The complex asset swap and share issue they announced over the weekend—including the divvying up of RWE-controlled Innogy SE’s assets—is the last death knell for that all-encompassing model. Eon will become a company focused purely on energy networks and retail customers, while RWE will combine the two companies’ renewables businesses.

Each company heads off in a clear strategic direction, without needing a heavy cash outlay, and investors will get the chance to pick which model they prefer: one that’s essentially a buyer and distributor of energy (Eon) or one that’s a producer (RWE). Buying out the minority shareholders who own about 23% of Innogy will cost Eon about 5 billion euros ($6.2 billion), but it will get 1.5 billion euros cash from RWE in return.

Inexpensive or not, it’s natural to be confused by yet another upheaval in German utilities. It’s not even two years since the beleaguered RWE and Eon told investors that salvation lay in splitting their fossil power and renewable energy activities. This was in response to plunging wholesale power prices and Germany’s decision to shutter their nuclear power plants.

But both ended up with companies that lumped together the networks and retail businesses with renewables. It never quite felt like a permanent solution. In Innogy’s short life, it’s already warned on profits and parted company with a CEO.

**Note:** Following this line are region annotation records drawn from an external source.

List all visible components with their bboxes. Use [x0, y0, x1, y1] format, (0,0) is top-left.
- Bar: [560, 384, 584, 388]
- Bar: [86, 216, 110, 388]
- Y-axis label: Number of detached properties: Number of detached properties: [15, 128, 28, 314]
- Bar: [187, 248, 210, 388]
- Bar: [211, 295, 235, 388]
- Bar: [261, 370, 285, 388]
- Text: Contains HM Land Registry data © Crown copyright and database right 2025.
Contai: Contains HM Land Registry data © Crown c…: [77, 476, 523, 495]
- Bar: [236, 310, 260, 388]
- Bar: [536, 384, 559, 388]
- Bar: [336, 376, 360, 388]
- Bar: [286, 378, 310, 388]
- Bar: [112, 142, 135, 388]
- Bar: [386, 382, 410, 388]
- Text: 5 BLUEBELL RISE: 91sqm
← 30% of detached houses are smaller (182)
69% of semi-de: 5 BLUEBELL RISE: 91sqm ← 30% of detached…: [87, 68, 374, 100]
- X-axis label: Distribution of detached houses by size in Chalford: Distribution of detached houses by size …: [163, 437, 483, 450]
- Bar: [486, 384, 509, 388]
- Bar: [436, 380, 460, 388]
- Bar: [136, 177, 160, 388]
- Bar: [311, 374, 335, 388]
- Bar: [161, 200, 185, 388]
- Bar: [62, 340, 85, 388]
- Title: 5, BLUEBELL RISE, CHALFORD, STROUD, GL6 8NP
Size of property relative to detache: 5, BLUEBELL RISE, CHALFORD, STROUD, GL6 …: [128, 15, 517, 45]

The challenges for traditional utilities are myriad, so it makes sense for them to try to simplify where they can. Renewables projects are subject to huge price pressure. Battery storage and decentralized power generation are going to transform electricity networks. Meanwhile, energy efficiency is curtailing how much electricity we use, but utilities are still having to pay for electric vehicle charging infrastructure—which may cause demand to spike eventually.